Inside an Energy Treasure Hunt at the Citrus Bowl
I don’t climb ladders much anymore, except to clean my gutters every year. So it was with some hesitation that I found myself scaling a 20-foot steel ladder behind the scoreboard at Orlando’s Citrus Bowl, the better to inspect the board’s cooling units.
It was all part of an energy efficiency Ecomagination “Treasure Hunt,” organized by Environmental Defense Fund (EDF) and GE in cooperation with the city of Orlando, which owns the stadium. Last July, we launched a pilot project with GE to undertake these extensive energy audits at a variety of facilities, public and private, around the country.
Through these projects, we wanted to demonstrate to businesses and communities around the country how profitable and easy it is to reduce energy waste. GE was already conducting Treasure Hunts within the company with great success, so we suggested they share their know-how with others.
So far, we’ve done 11 Treasure Hunts at a range of facilities, including an Allison Transmission plant in Indiana, a Walmart distribution center in Bentonville, Ark., the Atlanta airport, and Roosevelt Hospital in New York City.
Our goal was to find potential energy savings that amounted to eight percent of the stadium’s annual energy bill.
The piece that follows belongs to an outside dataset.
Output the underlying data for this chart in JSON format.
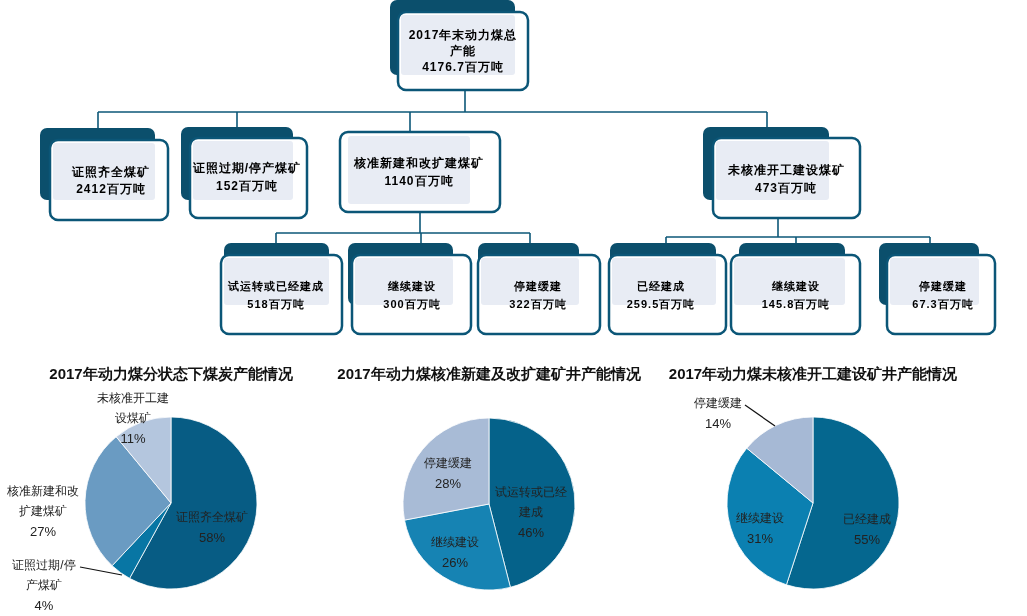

Over the next three days, armed with flashlights and hand-held laser temperature readers, we inspected the stadium from skyboxes to the cheerleaders’ locker rooms. You can check out the full story and video of the experience at GE Reports.
Complicating our task was the annual Florida Classic between football rivals Bethune-Cookman University and Florida A&M. On day two of our hunt, 61,000 raucous fans packed the stadium while we scuttled around beneath the stands.
The Citrus Bowl was originally built in 1936 and has undergone several upgrades and renovations since. Nowadays, the stadium is home to the annual Capital One and Champs sports bowls, an annual Monster Jam, the occasional concert and other events.
In our quest for energy gold, we found poor insulation, inefficient lighting and outdated water heaters. We found many water heaters, walk-in freezers, coolers and lights were left running all year. One Coke cooler, left running 24/7, contained nothing more than a bottle of juice, a can of soup, and a Domino’s box of bread sticks.
In the end, we far exceeded our eight percent goal. In our final report, we recommended 25 lighting and HVAC changes that could save the city 50 percent on the Citrus Bowl’s annual electricity bill. One change alone — putting the air conditioners in the skyboxes, locker rooms, offices and press box on programmable thermostats — will save $59,700 a year. Putting timers and insulation on dozens of hot water tanks will save $9,000 annually. And shutting off the parking lot lights except when the stadium is being used — probably the lowest hanging fruit we found — will save $11,000.
These energy investments are important because they would allow the city to spend money on other critical services that would otherwise go towards utility bills. And taken together, the CO2 savings for this stadium alone are the equivalent of taking 118 cars off the road. Not bad for three days’ work.
A bonus for us treasure hunters: Watching the Bethune-Cookman and A&M marching bands at halftime. Both are consistently ranked among the best in the country. I counted 28 tubas in the Bethune-Cookman band alone. Another bonus: Block after block of street vendors frying catfish and barbecuing ribs for the fans. Did we partake? Oh, yes!